Approfittare con leggerezza di una dolorosa vicenda, che ha segnato tutta la comunità bergamasca – ha affermato senza mezzi termini l’on. Sergio Piffari – è davvero il modo peggiore per attirare a sé un po’ di visibilità mediatica”.

“Il desiderio di giustizia e la speranza che al più presto si possa scoprire la verità sulla tragedia di Yara – ha proseguito il parlamentare bergamasco – non possono essere sentimenti su cui costruire opportunità politiche e al di là di ogni considerazione, che comunque in questo caso sarebbe superflua, vedere un rappresentante istituzionale invocare la piazza per estromettere dalle indagini un magistrato, non può che suscitare indignazione. Trovo che questa petizione sia davvero una penosa e inutile strumentalizzazione.
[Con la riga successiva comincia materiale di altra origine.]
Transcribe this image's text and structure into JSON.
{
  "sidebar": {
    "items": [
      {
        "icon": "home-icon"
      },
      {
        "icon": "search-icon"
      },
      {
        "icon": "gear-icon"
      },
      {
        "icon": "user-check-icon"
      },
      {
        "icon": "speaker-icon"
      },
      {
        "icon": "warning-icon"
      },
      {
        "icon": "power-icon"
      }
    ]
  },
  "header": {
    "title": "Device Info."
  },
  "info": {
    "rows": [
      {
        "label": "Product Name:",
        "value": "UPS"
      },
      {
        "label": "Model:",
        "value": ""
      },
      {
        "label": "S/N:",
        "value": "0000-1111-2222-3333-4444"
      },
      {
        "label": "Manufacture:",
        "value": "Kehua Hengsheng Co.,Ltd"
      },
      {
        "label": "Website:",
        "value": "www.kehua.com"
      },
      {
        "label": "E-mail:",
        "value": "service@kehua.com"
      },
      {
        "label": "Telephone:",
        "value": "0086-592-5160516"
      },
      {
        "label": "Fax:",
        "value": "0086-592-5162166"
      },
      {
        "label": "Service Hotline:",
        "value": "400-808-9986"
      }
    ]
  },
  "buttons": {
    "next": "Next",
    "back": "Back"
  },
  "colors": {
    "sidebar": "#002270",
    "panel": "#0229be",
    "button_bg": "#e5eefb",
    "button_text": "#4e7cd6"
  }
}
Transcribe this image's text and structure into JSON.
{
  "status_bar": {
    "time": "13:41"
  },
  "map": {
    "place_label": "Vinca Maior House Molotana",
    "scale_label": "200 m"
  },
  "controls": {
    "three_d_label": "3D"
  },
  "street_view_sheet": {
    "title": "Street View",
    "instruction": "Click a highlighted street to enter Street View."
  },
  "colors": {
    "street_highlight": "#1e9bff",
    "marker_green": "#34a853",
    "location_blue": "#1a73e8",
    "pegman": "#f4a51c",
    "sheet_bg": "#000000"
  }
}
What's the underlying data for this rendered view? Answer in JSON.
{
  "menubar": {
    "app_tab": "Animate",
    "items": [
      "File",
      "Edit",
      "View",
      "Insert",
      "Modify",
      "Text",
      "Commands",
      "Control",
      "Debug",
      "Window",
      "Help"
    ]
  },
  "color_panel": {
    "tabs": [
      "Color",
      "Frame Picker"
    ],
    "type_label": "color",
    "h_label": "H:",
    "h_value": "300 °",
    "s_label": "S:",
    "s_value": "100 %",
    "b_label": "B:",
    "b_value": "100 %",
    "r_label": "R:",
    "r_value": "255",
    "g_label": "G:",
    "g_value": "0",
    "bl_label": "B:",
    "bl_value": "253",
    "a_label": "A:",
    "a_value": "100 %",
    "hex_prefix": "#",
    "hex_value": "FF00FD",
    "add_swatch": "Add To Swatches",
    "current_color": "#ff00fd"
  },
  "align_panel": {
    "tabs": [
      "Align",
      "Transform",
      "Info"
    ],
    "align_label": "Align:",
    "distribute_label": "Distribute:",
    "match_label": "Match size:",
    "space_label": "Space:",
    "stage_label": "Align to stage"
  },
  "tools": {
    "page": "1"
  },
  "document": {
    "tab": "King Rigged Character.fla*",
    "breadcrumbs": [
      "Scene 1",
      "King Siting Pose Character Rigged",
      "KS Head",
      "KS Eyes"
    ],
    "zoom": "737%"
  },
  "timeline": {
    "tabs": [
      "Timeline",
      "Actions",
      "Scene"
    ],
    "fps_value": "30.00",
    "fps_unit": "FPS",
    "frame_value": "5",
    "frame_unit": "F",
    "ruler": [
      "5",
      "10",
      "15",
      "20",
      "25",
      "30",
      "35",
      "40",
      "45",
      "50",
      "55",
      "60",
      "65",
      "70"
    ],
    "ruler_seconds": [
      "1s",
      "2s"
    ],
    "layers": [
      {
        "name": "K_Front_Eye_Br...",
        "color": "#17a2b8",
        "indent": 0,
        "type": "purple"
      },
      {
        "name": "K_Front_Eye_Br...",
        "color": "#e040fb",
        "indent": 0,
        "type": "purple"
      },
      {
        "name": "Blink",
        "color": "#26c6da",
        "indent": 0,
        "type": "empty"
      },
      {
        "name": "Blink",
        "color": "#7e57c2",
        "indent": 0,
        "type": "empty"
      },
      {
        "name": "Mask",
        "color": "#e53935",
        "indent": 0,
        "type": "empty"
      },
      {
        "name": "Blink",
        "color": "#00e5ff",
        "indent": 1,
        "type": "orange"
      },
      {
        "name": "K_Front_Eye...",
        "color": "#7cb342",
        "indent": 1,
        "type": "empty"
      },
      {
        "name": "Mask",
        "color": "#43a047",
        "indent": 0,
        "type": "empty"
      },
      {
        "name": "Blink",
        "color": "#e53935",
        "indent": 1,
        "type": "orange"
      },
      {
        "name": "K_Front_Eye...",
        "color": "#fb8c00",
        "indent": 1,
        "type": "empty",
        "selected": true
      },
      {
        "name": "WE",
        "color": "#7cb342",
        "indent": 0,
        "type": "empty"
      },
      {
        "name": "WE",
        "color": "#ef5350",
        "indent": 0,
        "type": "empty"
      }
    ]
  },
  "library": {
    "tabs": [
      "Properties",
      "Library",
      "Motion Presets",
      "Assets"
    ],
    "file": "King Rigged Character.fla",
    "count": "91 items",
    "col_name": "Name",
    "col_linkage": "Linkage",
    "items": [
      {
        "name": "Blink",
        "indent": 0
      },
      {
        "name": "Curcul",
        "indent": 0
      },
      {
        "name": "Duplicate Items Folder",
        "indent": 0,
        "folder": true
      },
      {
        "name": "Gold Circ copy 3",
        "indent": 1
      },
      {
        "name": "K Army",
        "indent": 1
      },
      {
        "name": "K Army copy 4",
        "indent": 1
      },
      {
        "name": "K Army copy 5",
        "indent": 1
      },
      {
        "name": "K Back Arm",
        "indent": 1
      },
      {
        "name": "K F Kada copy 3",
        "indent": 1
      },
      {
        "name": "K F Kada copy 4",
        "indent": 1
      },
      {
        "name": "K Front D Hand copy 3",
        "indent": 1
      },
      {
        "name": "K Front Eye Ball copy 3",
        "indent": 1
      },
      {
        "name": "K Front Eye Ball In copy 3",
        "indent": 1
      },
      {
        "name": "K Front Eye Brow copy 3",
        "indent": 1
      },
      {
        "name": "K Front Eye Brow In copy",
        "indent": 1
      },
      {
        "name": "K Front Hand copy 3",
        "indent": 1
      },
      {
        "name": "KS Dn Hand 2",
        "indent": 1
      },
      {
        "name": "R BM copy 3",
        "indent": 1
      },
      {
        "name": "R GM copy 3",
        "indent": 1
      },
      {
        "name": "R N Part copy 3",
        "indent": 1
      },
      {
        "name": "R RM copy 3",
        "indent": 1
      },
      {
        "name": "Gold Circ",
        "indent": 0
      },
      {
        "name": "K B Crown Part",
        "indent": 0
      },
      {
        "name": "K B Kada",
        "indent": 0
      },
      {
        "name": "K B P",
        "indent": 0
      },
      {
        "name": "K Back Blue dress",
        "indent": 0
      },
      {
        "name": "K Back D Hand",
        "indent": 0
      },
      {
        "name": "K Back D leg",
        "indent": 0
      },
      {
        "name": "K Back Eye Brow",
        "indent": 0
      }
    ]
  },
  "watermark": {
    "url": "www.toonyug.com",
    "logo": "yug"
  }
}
“Sarebbe opportuno che l’assessore regionale – ha proseguito Piffari – s’impegnasse a garantire maggiore legalità in Regione, considerando i recenti scandali che hanno colpito la giunta cui appartiene e la sua maggioranza politica, limitandosi a svolgere in maniera adeguata il suo dovere, piuttosto che ergersi a paladino della giustizia. Del resto – ha concluso Piffari – una proposta così vergognosa non poteva che provenire da chi, come la Lega, non ha perso occasione di delegittimare la magistratura, anche attraverso lo smantellamento del principio d’indipendenza della stessa dalla politica, secondo una concezione completamente distorta dei principi cardine di qualsiasi stato di diritto.
Il voto segreto alla Camera sulla responsabilità civile dei magistrati ha confermato ancora una volta questa volontà, come ha giustamente ricordato il nostro capogruppo Donadi, e dell'esistenza dell'asse Pdl-Lega, che impone al Carroccio un ruolo di vassallo nei confronti del partito dell'impunità.”